Any help appreciated.


----------



## LA Basshole03 (Jan 17, 2019)

Think recommended rate is 5lbs per 1000 per month during the growing season. Sulphur takes a while to kick in so it's gonna take a while to work. You can look into citric acid applications as well.


----------



## g-man (Jun 15, 2017)

Not per month, per 6 months if the soil stays warm (eg. Houston TX), otherwise once a year.


----------



## Hann Kast (Mar 15, 2019)

g-man said:


> Not per month, per 6 months if the soil stays warm (eg. Houston TX), otherwise once a year.

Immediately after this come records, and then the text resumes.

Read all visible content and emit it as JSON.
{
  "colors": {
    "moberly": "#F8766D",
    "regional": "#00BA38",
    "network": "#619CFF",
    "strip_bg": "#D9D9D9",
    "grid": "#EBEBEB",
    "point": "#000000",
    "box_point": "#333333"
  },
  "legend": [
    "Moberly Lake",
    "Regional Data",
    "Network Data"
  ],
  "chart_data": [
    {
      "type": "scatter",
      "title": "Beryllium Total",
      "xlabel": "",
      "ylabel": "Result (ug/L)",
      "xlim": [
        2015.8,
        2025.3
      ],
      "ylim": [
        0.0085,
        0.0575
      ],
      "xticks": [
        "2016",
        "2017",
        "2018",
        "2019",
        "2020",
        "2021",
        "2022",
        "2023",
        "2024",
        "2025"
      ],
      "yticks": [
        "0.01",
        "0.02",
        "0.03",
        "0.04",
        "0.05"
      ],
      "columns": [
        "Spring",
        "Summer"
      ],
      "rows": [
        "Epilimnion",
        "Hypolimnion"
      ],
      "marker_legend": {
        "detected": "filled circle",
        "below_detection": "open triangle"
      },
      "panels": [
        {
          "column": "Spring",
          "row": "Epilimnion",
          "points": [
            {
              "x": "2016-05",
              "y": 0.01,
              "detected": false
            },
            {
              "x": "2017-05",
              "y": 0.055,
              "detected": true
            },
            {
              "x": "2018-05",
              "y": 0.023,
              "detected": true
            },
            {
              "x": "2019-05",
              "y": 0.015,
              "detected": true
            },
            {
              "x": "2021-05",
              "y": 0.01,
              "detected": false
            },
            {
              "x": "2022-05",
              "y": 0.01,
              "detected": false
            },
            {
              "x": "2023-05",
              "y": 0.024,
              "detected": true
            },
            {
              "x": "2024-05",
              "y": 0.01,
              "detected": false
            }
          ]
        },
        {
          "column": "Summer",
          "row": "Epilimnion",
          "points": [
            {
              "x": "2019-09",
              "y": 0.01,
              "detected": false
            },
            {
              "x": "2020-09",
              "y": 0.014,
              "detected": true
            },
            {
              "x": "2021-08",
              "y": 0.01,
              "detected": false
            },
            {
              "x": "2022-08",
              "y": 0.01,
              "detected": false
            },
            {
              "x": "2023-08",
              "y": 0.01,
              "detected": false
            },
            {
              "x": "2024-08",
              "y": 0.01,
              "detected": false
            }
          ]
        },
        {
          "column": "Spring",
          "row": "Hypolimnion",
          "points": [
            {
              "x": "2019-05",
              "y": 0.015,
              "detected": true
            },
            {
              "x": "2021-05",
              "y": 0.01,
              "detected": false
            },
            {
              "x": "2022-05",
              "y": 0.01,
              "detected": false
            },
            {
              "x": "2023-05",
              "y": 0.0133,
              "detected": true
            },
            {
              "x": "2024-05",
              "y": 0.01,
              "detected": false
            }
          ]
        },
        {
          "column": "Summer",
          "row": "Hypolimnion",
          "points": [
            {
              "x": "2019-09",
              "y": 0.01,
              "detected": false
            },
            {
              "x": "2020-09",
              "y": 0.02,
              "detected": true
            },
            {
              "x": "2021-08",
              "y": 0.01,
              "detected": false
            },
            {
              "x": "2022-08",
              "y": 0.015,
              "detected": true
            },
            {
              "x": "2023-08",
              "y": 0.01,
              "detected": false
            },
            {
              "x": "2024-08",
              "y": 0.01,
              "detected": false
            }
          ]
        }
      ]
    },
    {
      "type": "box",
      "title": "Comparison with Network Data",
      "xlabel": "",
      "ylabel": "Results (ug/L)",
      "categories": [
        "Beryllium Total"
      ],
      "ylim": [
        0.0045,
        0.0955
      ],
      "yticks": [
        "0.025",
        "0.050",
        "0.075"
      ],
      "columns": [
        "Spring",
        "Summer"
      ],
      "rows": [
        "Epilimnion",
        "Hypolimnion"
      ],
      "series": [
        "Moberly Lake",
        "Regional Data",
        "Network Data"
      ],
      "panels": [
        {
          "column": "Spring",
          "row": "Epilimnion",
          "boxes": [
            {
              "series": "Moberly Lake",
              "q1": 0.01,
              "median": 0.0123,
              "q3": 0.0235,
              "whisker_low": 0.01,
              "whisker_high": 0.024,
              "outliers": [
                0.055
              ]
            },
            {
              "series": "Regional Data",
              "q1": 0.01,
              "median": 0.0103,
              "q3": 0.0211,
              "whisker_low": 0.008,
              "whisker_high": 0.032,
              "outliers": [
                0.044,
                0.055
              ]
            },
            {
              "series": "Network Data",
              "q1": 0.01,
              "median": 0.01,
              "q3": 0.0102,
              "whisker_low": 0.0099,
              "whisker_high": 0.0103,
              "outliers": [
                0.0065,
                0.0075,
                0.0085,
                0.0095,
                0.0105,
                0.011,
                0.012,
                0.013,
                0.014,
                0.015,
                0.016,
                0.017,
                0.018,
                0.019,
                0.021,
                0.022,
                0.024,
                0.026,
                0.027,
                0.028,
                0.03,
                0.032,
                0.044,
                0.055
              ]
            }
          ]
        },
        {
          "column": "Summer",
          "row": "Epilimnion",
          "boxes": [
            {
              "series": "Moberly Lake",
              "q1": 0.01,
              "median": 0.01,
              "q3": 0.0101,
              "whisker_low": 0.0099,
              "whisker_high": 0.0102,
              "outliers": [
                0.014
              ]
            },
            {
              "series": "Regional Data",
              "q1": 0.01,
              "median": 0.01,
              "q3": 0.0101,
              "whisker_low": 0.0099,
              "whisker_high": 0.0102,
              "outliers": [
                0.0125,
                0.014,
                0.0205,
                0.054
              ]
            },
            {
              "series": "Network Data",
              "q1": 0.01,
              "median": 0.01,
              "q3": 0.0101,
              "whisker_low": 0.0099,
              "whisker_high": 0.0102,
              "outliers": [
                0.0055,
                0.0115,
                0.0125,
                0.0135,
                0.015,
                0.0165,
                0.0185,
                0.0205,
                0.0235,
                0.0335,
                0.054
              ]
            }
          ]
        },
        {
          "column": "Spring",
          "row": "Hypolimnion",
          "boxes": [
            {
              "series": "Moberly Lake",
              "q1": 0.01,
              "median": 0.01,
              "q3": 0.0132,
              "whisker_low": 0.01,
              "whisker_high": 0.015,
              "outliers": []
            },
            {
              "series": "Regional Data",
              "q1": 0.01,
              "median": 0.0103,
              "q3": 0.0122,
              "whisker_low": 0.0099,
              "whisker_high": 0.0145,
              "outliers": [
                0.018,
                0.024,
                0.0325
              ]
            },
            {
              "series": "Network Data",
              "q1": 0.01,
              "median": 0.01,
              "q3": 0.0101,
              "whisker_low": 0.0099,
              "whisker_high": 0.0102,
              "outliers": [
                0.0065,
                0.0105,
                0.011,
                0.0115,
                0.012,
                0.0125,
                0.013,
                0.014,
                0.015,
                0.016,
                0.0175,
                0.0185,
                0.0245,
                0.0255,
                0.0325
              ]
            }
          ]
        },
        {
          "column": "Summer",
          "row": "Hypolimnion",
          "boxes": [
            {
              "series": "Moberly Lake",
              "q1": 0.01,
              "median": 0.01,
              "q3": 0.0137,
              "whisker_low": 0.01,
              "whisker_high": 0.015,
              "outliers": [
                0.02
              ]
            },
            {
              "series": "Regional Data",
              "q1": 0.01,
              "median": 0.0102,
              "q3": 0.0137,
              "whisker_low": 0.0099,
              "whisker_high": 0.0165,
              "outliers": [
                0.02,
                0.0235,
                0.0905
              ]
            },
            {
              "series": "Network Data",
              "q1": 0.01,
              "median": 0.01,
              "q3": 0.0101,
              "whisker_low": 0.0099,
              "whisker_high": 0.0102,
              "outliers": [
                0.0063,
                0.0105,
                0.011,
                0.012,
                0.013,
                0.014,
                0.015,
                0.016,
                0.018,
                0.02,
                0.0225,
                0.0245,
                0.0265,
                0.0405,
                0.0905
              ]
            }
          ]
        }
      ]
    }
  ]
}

Does sulfur need to be watered in? If I apply and rain is expected the following day will it burn my lawn if I leave it just sitting there?


----------



## g-man (Jun 15, 2017)

I think it won't cause any issues, but Im not sure. I think it will be safer to water it in.


----------



## Mr McTurf (Jun 21, 2018)

Couple questions:

1. Do you irrigate your lawn?
2. If yes, what is the pH of your water?

Your irrigation water is going to be a significant factor for what your soil pH is and if you are irrigating with water that is 7.3, you are probably fighting a losing battle trying to change your pH long term.
7.3 isn't that high, I would learn to live with it if that is the case.


----------



## Hann Kast (Mar 15, 2019)

Is there a recommended way to test water pH? I've irrigated only two or three times this year due to getting plenty of rain but it looks like it's stopped this week so I'll be irrigating tomorrow morning.


----------



## BenC (Mar 27, 2018)

Mr McTurf said:


> Couple questions:
> 
> 1. Do you irrigate your lawn?
> 2. If yes, what is the pH of your water?
> ...


This is it. you can use any kind of pH meter or checker, you can also submit a water sample for analysis either to a private lab or an University/Extension lab. I like Tiger 90 for sulfur applications.


----------